Preferably: s3, defining the temperature state diagram obtained in the S2 as a real-time state of the environment, wherein the action space of the intelligent body is used for adjusting the deposition current, the lamination voltage and the lamination speed, and determining the range of lamination parameters; the intelligent agent selects deposition current, lamination voltage and lamination speed according to the state of the environment received in real time, and then submits the deposition current, lamination voltage and lamination speed to a numerical simulation solver for the next material adding process, so that the regulation and control of the melting width and the melting depth are realized; when the layering parameters are selected, an attenuation epsilon-greedy strategy is used, so that an intelligent body randomly adopts the layering parameters to obtain various temperature field states for learning when the intelligent body just starts to learn, the optimal parameters which should be adopted currently are predicted better according to the current temperature field states so as to keep the melting width and the melting depth stable, and when the intelligent body trains to the later stage, the layering parameters output by a decision network are adopted; after the current numerical simulation calculation is completed, the robot enters the next environmental state and obtains corresponding rewards.

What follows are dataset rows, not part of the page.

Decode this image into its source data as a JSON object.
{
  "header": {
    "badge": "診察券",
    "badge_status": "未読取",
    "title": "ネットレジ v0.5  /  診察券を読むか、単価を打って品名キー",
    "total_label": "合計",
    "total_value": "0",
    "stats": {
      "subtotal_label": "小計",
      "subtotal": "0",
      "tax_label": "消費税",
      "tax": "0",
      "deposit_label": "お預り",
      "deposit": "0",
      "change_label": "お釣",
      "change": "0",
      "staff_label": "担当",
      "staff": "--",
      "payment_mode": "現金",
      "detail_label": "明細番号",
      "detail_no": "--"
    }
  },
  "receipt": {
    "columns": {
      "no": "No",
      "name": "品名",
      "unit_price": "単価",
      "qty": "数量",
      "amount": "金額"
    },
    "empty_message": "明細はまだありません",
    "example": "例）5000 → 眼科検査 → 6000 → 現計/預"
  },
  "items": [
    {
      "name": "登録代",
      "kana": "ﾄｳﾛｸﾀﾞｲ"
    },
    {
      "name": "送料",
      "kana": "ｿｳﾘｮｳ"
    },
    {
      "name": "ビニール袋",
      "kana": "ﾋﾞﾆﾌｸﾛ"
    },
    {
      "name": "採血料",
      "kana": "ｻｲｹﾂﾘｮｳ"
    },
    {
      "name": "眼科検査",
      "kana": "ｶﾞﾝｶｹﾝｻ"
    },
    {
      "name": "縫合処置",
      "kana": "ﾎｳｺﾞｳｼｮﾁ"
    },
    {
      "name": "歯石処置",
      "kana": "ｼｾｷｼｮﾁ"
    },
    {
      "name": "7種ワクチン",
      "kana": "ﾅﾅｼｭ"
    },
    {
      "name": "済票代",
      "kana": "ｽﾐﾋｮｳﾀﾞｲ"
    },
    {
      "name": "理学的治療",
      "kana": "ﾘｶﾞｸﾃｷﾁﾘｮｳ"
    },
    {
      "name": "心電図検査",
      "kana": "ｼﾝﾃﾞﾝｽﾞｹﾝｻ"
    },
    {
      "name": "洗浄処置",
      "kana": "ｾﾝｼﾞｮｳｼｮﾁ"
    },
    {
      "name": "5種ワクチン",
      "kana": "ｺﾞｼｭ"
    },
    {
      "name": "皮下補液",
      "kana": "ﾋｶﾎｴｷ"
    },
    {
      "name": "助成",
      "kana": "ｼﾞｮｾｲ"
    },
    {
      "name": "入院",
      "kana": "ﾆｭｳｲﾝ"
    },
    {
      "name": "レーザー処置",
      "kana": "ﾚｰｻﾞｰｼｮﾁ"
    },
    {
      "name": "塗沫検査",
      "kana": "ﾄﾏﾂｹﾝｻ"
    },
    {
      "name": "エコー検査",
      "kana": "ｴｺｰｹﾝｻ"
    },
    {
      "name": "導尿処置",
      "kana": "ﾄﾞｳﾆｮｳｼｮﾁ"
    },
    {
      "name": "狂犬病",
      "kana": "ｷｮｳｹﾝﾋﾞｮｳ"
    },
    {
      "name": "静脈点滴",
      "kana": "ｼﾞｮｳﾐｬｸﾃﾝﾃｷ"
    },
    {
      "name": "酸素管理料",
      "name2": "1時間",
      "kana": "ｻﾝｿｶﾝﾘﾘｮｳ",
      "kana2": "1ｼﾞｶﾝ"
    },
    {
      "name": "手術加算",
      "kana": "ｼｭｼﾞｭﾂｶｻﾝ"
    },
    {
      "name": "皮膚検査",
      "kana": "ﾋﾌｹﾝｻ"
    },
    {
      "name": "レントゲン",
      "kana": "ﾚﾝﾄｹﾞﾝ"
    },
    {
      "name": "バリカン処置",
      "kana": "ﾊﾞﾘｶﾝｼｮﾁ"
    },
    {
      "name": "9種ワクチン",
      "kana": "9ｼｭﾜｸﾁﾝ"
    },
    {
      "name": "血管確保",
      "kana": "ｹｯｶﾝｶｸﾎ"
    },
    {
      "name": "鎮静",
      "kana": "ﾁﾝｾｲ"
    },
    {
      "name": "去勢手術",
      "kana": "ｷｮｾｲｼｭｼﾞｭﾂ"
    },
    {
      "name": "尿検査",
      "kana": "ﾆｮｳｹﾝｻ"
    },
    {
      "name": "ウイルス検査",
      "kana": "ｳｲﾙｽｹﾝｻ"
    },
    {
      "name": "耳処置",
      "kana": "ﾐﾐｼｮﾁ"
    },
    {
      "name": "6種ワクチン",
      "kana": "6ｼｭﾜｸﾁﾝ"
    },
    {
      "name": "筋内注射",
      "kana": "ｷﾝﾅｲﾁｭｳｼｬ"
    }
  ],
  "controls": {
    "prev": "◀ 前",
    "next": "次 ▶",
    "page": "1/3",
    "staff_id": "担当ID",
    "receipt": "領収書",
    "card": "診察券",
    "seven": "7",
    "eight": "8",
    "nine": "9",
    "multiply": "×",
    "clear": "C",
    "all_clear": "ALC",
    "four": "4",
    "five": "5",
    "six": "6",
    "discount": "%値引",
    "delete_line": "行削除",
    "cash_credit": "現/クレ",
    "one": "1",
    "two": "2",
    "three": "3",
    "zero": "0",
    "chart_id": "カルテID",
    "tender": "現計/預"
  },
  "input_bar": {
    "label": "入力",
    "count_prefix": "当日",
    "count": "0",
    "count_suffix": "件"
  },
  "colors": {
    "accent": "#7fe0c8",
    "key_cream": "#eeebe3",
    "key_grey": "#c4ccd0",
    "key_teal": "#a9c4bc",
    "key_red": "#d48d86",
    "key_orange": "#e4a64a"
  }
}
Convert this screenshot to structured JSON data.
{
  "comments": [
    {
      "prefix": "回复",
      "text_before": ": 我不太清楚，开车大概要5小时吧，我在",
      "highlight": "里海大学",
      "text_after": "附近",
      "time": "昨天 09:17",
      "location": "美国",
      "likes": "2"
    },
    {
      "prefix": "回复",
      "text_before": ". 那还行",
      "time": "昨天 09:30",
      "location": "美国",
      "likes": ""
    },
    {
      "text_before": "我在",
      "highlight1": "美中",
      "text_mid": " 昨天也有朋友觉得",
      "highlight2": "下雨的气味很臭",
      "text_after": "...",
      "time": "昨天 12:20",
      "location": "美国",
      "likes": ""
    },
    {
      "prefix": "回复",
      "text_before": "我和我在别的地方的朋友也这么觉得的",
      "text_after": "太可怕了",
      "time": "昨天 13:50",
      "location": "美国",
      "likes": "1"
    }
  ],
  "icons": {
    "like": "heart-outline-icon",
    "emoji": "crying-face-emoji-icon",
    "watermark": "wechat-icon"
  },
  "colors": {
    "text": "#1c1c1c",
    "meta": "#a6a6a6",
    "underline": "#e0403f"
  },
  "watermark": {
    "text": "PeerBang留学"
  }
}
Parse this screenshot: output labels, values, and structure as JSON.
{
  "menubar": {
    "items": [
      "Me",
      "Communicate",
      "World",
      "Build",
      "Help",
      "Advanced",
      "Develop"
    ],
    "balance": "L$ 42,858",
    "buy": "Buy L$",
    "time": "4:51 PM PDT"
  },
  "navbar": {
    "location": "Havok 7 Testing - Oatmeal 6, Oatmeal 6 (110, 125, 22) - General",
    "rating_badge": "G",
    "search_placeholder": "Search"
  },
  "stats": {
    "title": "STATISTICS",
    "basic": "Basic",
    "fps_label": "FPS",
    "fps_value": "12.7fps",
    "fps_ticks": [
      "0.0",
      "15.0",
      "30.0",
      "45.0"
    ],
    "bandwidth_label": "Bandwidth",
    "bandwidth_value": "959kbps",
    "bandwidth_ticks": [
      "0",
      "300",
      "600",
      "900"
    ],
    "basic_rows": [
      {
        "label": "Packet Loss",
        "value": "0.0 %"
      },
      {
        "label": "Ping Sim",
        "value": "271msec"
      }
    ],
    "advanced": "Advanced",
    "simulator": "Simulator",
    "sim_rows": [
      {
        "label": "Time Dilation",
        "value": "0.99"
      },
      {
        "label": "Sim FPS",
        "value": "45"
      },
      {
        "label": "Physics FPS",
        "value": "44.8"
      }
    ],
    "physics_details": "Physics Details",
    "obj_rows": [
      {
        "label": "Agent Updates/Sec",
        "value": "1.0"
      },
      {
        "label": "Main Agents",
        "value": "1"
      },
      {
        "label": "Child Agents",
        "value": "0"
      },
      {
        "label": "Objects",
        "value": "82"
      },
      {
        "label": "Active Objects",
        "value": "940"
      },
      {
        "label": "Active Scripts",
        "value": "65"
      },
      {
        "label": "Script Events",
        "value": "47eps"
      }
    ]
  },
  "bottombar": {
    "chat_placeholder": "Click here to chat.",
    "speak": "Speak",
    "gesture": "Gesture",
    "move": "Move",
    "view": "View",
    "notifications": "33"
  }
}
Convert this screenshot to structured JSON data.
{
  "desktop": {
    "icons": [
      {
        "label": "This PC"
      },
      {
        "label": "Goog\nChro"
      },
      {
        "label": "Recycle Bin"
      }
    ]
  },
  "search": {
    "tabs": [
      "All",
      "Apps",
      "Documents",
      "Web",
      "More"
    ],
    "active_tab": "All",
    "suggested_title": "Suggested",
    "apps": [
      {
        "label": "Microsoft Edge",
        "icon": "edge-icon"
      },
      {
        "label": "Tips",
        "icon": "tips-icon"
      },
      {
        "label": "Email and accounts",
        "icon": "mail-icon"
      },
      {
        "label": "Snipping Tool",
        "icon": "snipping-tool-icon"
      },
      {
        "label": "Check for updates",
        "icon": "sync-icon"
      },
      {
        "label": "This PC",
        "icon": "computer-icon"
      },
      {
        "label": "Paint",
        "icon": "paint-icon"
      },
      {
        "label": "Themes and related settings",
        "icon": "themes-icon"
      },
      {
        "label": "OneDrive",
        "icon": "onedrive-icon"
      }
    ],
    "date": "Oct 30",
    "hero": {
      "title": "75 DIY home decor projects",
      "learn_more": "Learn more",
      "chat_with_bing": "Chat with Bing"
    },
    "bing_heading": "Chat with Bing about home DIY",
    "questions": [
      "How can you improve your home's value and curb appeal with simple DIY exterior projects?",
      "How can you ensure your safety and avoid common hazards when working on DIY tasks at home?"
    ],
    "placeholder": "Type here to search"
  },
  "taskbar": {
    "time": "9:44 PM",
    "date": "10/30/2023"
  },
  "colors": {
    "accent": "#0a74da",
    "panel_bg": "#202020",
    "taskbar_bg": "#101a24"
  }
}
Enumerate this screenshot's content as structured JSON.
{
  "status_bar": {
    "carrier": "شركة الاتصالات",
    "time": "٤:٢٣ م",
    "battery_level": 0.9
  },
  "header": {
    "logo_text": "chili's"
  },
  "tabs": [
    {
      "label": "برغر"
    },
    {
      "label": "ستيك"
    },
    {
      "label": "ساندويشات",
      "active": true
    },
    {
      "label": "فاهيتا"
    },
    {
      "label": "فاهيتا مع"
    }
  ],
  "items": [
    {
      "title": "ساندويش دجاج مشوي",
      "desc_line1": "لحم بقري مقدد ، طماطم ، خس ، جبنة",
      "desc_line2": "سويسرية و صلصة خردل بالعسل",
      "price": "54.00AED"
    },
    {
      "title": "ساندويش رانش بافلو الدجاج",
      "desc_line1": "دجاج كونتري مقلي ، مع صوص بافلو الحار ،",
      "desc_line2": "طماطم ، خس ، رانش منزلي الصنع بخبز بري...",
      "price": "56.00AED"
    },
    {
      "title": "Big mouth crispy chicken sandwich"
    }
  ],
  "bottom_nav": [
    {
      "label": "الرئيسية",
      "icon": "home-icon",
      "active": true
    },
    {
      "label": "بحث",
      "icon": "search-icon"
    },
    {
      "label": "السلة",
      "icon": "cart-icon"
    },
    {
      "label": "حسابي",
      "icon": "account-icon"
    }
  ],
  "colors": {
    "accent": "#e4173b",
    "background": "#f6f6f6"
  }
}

Preferably: in S3, the rewarding function of the corresponding rewarding of the robot entering the next environmental state is defined as follows:

wherein: d is the optimal penetration, D is the real-time penetration of the actual additive process, W is the optimal penetration, W is the real-time penetration of the actual additive process, and the rewarding value is limited to the range of < -10, 10 >.

Preferably: in S4 and S5, extracting time dimension and space dimension characteristics of the temperature state diagram obtained in S2 by adopting a 3D convolution layer; the value network and the decision network share weight, and only different neurons are adopted at the output layer for output; and optimizing the built model by adopting a near-end strategy optimization algorithm and a multithreading synchronous updating mode.

Preferably: in the multithreading synchronous updating mode, 12 numerical simulation solving environments are built at the same time, the additive component models of each numerical simulation solving environment are set to be different, an intelligent body interacts with the 12 environments through the same value network and strategy network, and in the interaction process, the intelligent body can record the temperature field state before each interaction, the lamination parameters executed during the interaction, the temperature field state after the interaction and the obtained rewards; after the intelligent agent interacts with all environments for 60 times, the intelligent agent updates the value network and the decision network by using the recorded 720 times of interaction information as one batch of data, 72 pieces of recording information are input when each time is updated, each batch of data trains the neural network for three rounds, each batch of data interacts with the environment by using a new network after training, and the next round of learning process is entered after the interaction process is completed.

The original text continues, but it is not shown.